Le premier processus de nitrocarburation est issu d’une nitruration basse pression que nous avons breveté dans les années 1980 : le procédé Nitral et sa variance Carbonitral. L’innovation que nous avons apportée concerne le dopage au carbone qu’on ajoute au traitement de nitruration ou encore du soufre pour réaliser une sulfo-nitrocarburation. L’amélioration concerne aussi des aspects écologiques puisque ce traitement, par le passé, se faisait en bain de sel cyanuré. Aujourd'hui, nous avons des fours de nitrocarburation gazeuse qui nous permettent de nous affranchir de ces bains. Le pilotage optimisé des taux de dissociation et la mesure en continu du potentiel nitrurant a donné lieu à une recette spécifique et breveté, le Corr-I-Dur. 

Actuellement, les optimisations se poursuivent sur sa mise en œuvre. La réussite de la nitrocarburation repose sur un équilibre délicat entre la dissociation des gaz, les débits et la pression, en fonction des nuances d'acier et des exigences de la pièce à traiter. L'adaptation constante des paramètres du procédé aux nouvelles nuances d'acier et à ses propriétés permet de garantir des résultats optimaux tout en veillant à respecter les contraintes environnementales.

Ce procédé s’adresse-t-il principalement aux aciers ?
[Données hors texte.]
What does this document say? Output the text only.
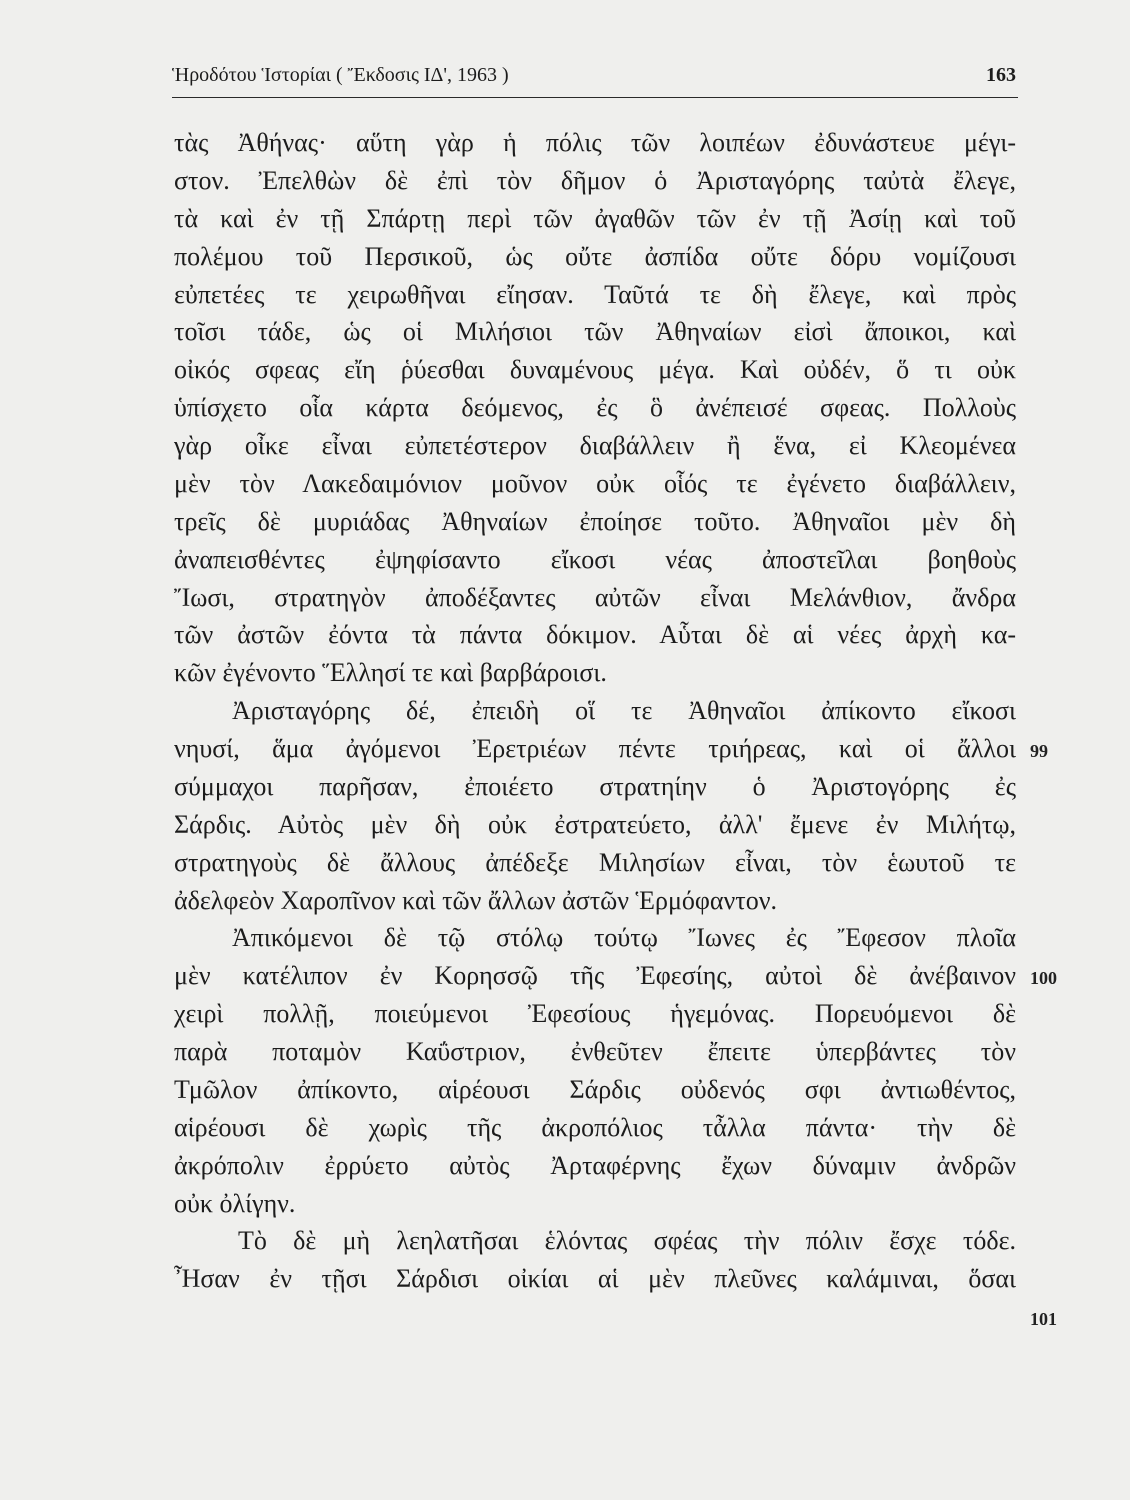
Ἡροδότου Ἱστορίαι ( Ἔκδοσις ΙΔ', 1963 )	163
τὰς Ἀθήνας· αὕτη γὰρ ἡ πόλις τῶν λοιπέων ἐδυνάστευε μέγι-
στον. Ἐπελθὼν δὲ ἐπὶ τὸν δῆμον ὁ Ἀρισταγόρης ταὐτὰ ἔλεγε,
τὰ καὶ ἐν τῇ Σπάρτῃ περὶ τῶν ἀγαθῶν τῶν ἐν τῇ Ἀσίῃ καὶ τοῦ
πολέμου τοῦ Περσικοῦ, ὡς οὔτε ἀσπίδα οὔτε δόρυ νομίζουσι
εὐπετέες τε χειρωθῆναι εἴησαν. Ταῦτά τε δὴ ἔλεγε, καὶ πρὸς
τοῖσι τάδε, ὡς οἱ Μιλήσιοι τῶν Ἀθηναίων εἰσὶ ἄποικοι, καὶ
οἰκός σφεας εἴη ῥύεσθαι δυναμένους μέγα. Καὶ οὐδέν, ὅ τι οὐκ
ὑπίσχετο οἷα κάρτα δεόμενος, ἐς ὃ ἀνέπεισέ σφεας. Πολλοὺς
γὰρ οἶκε εἶναι εὐπετέστερον διαβάλλειν ἢ ἕνα, εἰ Κλεομένεα
μὲν τὸν Λακεδαιμόνιον μοῦνον οὐκ οἷός τε ἐγένετο διαβάλλειν,
τρεῖς δὲ μυριάδας Ἀθηναίων ἐποίησε τοῦτο. Ἀθηναῖοι μὲν δὴ
ἀναπεισθέντες ἐψηφίσαντο εἴκοσι νέας ἀποστεῖλαι βοηθοὺς
Ἴωσι, στρατηγὸν ἀποδέξαντες αὐτῶν εἶναι Μελάνθιον, ἄνδρα
τῶν ἀστῶν ἐόντα τὰ πάντα δόκιμον. Αὗται δὲ αἱ νέες ἀρχὴ κα-
κῶν ἐγένοντο Ἕλλησί τε καὶ βαρβάροισι.
Ἀρισταγόρης δέ, ἐπειδὴ οἵ τε Ἀθηναῖοι ἀπίκοντο εἴκοσι
νηυσί, ἅμα ἀγόμενοι Ἐρετριέων πέντε τριήρεας, καὶ οἱ ἄλλοι
σύμμαχοι παρῆσαν, ἐποιέετο στρατηίην ὁ Ἀριστογόρης ἐς
Σάρδις. Αὐτὸς μὲν δὴ οὐκ ἐστρατεύετο, ἀλλ' ἔμενε ἐν Μιλήτῳ,
στρατηγοὺς δὲ ἄλλους ἀπέδεξε Μιλησίων εἶναι, τὸν ἑωυτοῦ τε
ἀδελφεὸν Χαροπῖνον καὶ τῶν ἄλλων ἀστῶν Ἑρμόφαντον.
Ἀπικόμενοι δὲ τῷ στόλῳ τούτῳ Ἴωνες ἐς Ἔφεσον πλοῖα
μὲν κατέλιπον ἐν Κορησσῷ τῆς Ἐφεσίης, αὐτοὶ δὲ ἀνέβαινον
χειρὶ πολλῇ, ποιεύμενοι Ἐφεσίους ἡγεμόνας. Πορευόμενοι δὲ
παρὰ ποταμὸν Καΰστριον, ἐνθεῦτεν ἔπειτε ὑπερβάντες τὸν
Τμῶλον ἀπίκοντο, αἱρέουσι Σάρδις οὐδενός σφι ἀντιωθέντος,
αἱρέουσι δὲ χωρὶς τῆς ἀκροπόλιος τἆλλα πάντα· τὴν δὲ
ἀκρόπολιν ἐρρύετο αὐτὸς Ἀρταφέρνης ἔχων δύναμιν ἀνδρῶν
οὐκ ὀλίγην.
Τὸ δὲ μὴ λεηλατῆσαι ἑλόντας σφέας τὴν πόλιν ἔσχε τόδε.
Ἦσαν ἐν τῇσι Σάρδισι οἰκίαι αἱ μὲν πλεῦνες καλάμιναι, ὅσαι
99
100
101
Pour la nitrocarburation post oxydée, on se focalise principalement sur les aciers. Ce qui est un atout dans un contexte tendu d’approvisionnement en aciers alliés. Ce procédé permet en effet à des clients d’utiliser des aciers de construction classiques. En rajoutant du carbone dans la nitruration, on peut atteindre des duretés qui rendent des aciers courants, non alliés, très intéressants et qualifiables pour les cahiers de charges de l’industrie aéronautique, par exemple, couvrant une partie des revêtements qui seront prochainement soumis à restriction voire interdits par Reach.

Quelles sont les performances obtenues ?

Une fois les pièces traitées en nitrocraburation, on effectue un contrôle de profondeur et de dureté. On réalise également une inspection micrographique pour observer la structure des couches traitées et vérifier la conformité métallurgique. En termes de caractéristique, on va obtenir des profondeurs de traitement entre cinq centièmes et trois dixièmes pour ce qui est des cycles standards. En dureté, grâce à la nitrocarburation, un acier qui n'est pas spécifiquement destiné à la nitruration va monter à 700 voire 900 HV. Enfin, grâce à la qualité des couches post oxydées, on peut garantir une bonne tenue à la corrosion de plus de 100 heures en brouillard salin.

Quels domaines peuvent bénéficier de cette alternative ?

Nous pouvons travailler sur toutes les pièces qui sont confrontées à l’usure. Cela peut être des composants aéronautiques, de transmission de puissance et des réducteurs à engrenages. On travaille aussi sur de petits composants soumis aux micromouvements. Les applications incluent aussi les broches, les cames, les matrices, les tiges de piston hydrauliques, le domaine de la machine spéciale, et les pièces automobiles.